Cabinet today announced that the descriptor `Negro’ is no longer to be used in the operational manuals of state agencies.
The decision comes in the wake of a controversy over the continued use of the term by the Guyana Police Force.
A statement by the Minister of Parliamentary Affairs and Governance, Gail Teixeira MP follows:
Despite being in government from 1966 to 1992 and again from 2015 to 2020, the People’s National Congress and the PNCR-led APNU+AFC Coalition, along with their advocate Mr. Nigel Hughes, failed to address the issue of outdated Police ethnic identification categories, such as “negro,” which was inherited from British colonial times. These terms, while not enshrined in law, have been used as an identification tool since the colonial era and after independence.

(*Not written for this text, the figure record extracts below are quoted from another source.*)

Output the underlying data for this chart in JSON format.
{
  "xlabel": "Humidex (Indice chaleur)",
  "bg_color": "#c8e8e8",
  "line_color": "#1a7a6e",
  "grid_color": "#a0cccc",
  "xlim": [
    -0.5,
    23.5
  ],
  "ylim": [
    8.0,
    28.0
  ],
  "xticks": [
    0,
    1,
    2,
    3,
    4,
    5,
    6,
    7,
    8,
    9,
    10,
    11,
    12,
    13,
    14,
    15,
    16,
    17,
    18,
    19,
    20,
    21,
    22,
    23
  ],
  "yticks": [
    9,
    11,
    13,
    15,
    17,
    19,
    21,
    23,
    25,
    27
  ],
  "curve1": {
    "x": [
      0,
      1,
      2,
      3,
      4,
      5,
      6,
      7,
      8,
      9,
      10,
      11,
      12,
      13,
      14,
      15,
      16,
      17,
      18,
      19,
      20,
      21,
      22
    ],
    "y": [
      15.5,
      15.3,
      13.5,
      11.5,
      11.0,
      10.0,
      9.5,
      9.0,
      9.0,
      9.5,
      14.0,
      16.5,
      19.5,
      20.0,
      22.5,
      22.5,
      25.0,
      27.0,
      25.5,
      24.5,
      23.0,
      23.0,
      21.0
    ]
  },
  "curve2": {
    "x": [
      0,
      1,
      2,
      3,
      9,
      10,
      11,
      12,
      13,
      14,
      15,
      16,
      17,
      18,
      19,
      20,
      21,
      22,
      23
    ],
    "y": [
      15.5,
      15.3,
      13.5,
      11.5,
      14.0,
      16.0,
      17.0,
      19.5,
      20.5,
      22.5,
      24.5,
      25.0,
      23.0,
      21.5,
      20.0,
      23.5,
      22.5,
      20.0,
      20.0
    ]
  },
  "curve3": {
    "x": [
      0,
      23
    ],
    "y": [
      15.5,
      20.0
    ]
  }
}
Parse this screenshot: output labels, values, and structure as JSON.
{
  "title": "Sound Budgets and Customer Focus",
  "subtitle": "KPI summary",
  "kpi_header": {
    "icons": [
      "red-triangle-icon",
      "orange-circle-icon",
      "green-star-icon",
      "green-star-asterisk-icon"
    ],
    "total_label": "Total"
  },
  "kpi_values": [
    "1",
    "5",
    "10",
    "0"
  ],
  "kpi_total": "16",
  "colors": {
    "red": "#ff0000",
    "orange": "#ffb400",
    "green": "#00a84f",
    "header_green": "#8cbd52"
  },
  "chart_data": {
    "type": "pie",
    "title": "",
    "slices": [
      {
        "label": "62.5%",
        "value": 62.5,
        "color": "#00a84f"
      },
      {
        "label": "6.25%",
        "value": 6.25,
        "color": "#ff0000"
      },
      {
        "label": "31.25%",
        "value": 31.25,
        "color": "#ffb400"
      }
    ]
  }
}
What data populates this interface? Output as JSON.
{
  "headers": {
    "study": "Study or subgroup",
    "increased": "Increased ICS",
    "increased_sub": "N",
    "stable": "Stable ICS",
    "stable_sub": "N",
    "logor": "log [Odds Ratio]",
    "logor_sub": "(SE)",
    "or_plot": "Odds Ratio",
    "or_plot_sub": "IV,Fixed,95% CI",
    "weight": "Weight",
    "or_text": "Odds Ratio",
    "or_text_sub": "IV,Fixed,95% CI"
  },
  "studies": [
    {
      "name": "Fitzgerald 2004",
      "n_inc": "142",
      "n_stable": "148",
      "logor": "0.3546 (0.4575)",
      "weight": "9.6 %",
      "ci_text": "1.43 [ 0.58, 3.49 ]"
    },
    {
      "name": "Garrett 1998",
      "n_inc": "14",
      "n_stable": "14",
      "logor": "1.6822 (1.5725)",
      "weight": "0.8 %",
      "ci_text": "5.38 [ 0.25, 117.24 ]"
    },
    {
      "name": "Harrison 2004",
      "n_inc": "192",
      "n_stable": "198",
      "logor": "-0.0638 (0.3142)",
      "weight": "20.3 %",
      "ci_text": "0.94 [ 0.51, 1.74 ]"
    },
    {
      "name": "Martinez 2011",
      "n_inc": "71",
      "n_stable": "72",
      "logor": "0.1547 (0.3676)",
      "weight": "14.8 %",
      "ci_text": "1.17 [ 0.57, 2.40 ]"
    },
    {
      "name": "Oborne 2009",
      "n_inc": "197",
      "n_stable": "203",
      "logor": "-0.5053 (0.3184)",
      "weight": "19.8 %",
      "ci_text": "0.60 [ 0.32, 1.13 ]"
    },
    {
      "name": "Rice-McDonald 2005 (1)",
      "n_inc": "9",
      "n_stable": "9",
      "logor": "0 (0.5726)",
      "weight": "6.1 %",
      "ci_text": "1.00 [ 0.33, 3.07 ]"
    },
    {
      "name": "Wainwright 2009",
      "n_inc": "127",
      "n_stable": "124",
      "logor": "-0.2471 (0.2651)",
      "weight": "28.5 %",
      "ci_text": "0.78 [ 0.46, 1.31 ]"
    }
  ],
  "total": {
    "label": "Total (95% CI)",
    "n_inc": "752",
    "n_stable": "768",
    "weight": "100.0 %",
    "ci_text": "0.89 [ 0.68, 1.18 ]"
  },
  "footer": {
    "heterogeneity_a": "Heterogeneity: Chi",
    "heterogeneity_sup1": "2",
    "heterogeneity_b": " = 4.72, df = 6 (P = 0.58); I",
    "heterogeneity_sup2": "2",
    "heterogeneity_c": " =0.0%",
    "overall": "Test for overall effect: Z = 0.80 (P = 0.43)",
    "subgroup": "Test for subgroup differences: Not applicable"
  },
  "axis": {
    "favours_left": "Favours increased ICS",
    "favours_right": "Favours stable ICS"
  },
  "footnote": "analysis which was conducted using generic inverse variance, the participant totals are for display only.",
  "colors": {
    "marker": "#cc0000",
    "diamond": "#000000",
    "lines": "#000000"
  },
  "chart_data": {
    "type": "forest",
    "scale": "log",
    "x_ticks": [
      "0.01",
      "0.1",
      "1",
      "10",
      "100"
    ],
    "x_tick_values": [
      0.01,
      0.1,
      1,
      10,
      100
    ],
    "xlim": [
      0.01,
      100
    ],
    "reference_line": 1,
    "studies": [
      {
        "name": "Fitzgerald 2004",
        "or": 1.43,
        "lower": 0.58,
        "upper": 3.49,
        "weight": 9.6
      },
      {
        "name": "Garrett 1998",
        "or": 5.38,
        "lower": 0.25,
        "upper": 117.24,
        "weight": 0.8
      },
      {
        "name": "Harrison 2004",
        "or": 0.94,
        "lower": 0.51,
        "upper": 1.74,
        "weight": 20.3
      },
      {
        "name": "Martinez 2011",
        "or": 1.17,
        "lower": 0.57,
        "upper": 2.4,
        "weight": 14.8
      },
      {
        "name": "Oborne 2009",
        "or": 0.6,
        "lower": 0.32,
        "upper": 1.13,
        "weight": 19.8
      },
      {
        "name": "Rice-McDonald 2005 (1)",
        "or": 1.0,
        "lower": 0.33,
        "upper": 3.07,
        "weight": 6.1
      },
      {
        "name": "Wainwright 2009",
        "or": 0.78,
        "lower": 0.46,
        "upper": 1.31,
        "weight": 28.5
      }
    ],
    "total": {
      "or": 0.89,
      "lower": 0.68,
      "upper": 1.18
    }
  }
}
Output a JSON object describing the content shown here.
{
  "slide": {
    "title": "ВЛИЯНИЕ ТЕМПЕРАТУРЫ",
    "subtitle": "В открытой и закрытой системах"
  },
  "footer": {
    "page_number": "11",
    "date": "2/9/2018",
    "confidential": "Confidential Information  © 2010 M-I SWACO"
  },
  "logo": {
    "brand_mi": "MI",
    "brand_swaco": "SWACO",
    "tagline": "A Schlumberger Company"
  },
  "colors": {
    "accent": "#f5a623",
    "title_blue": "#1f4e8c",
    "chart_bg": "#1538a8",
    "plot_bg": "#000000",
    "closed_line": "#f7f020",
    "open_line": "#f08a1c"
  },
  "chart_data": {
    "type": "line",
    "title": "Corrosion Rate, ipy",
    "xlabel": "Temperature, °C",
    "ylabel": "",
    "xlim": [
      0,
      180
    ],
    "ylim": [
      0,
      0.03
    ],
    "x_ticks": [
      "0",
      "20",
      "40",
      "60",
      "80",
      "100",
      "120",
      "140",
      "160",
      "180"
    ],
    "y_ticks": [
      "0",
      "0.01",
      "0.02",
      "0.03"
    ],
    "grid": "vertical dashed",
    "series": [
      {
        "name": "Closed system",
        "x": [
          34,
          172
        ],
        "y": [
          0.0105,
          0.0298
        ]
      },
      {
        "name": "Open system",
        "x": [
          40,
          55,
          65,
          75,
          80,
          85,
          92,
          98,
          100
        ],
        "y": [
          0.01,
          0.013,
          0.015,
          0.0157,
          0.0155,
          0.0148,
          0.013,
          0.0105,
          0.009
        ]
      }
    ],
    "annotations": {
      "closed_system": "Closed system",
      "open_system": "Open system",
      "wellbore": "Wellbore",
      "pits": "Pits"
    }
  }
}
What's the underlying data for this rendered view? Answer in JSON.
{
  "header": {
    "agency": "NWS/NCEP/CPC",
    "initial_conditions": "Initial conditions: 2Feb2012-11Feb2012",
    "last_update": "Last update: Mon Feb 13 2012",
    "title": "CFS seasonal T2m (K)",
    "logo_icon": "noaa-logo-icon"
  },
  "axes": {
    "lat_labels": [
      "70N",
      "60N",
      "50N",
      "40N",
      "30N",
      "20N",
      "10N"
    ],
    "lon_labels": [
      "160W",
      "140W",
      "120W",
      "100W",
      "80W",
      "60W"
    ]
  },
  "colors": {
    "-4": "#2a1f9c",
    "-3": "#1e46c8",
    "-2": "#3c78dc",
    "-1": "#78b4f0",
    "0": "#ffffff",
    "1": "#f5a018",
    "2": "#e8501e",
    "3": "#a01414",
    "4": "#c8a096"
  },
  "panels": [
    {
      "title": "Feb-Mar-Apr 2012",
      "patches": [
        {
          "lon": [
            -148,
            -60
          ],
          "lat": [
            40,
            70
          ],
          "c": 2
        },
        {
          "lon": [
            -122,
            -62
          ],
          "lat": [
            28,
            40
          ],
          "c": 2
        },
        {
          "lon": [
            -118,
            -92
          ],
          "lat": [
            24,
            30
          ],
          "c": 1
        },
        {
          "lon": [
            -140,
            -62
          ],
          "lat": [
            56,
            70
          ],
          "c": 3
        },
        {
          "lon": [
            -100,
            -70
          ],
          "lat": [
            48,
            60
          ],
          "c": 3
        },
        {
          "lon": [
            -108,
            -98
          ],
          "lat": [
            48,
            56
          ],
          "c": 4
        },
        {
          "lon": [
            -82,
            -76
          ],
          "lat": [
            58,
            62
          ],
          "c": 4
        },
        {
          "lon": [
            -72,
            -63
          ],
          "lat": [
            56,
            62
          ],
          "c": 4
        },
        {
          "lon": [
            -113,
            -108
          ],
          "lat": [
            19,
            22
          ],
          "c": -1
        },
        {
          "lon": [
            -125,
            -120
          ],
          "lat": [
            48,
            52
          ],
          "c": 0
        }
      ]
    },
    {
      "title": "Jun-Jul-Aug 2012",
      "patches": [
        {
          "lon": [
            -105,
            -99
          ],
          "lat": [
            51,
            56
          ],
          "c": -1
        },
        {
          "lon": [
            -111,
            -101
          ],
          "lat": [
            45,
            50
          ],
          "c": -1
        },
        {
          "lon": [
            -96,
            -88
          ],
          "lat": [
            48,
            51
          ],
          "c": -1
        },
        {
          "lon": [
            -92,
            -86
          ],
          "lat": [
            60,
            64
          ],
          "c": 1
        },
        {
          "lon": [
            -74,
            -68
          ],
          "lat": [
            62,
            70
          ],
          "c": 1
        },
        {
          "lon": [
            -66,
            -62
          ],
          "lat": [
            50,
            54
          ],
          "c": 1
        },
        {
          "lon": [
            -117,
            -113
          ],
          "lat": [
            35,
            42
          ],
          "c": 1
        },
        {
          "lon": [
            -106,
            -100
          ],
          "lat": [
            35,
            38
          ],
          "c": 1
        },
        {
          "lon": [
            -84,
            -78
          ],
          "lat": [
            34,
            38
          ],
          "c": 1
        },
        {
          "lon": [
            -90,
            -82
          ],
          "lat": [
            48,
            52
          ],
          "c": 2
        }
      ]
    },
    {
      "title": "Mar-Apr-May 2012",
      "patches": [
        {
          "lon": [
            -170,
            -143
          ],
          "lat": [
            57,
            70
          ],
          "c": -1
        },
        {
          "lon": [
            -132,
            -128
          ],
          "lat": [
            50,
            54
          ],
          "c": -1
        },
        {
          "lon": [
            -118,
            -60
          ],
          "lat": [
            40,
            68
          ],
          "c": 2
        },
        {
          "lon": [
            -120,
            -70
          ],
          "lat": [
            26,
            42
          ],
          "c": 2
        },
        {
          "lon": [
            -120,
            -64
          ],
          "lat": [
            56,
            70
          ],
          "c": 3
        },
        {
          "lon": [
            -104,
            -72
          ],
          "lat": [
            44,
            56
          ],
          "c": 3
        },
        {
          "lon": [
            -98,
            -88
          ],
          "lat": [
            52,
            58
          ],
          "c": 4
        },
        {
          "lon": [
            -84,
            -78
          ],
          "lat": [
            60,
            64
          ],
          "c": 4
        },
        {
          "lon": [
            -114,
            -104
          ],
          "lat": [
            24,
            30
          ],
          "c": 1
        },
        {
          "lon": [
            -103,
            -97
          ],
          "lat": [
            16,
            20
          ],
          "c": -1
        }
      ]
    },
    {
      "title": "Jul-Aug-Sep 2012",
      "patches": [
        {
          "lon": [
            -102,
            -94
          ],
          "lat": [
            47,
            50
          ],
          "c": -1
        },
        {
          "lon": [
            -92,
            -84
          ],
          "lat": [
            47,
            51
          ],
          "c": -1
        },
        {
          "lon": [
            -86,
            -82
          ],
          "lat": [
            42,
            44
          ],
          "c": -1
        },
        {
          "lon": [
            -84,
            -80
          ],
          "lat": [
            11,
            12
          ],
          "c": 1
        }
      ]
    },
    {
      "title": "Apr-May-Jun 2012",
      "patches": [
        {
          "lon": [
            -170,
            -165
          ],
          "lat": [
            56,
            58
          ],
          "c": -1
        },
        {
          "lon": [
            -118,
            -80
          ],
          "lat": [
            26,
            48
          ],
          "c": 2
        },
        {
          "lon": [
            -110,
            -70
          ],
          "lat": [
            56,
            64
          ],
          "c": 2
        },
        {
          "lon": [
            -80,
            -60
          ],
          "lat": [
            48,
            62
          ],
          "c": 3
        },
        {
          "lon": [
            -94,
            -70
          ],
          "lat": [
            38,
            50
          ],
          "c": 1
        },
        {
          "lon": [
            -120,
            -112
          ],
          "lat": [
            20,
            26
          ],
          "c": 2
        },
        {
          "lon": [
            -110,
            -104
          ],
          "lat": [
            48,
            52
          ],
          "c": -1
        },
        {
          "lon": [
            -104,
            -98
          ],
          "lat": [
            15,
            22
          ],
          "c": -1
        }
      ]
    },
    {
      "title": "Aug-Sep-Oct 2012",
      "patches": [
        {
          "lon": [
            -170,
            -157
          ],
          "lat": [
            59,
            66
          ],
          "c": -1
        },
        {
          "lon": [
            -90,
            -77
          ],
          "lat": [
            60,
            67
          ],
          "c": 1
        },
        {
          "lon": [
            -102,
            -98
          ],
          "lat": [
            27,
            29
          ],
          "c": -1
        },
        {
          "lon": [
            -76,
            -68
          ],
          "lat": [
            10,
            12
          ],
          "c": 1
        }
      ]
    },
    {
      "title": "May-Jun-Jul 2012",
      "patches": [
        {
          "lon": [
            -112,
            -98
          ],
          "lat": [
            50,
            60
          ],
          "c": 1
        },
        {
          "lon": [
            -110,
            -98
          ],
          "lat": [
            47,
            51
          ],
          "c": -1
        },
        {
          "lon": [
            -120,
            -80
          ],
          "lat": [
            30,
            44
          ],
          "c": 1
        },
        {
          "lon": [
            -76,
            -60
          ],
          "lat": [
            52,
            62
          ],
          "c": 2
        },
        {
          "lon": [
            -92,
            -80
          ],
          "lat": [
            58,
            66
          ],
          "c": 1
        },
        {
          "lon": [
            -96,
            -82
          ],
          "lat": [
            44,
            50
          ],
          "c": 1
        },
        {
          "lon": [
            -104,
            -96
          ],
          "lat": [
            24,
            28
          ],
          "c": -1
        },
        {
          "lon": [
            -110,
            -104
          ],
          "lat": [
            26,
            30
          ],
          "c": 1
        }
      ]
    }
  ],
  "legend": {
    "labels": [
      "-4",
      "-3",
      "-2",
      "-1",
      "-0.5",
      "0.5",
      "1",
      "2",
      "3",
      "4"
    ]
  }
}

The arrest of Kidackie Amsterdam on cybercrime charges prompted Mr. Hughes and the PNCR-led Coalition to suddenly raise the issue of ethnic identification. Their long period of somnambulism was finally over, but this newfound urgency did not extend to condemning the caller who demanded the beheading of government leaders and displaying their heads on staves by the seawall—an image reminiscent of the barbaric practices of the colonial rulers.
Recognizing that many Guyanese find the terms “negro” and “east Indian” offensive, the Cabinet decided on June 6, 2024, that the terms used by the Guyana Police Force including Immigration, and the health sector as forms of identification and epidemiological references to ethnic descriptions will now read as follows:
• Guyanese of African descent
• Guyanese of Indian descent • Guyanese Amerindian
• Guyanese of mixed ancestry
• Guyanese of Portuguese descent
• Guyanese of Chinese descent
The relevant entities are instructed to implement the Cabinet’s decision and update their operational manuals and rules accordingly.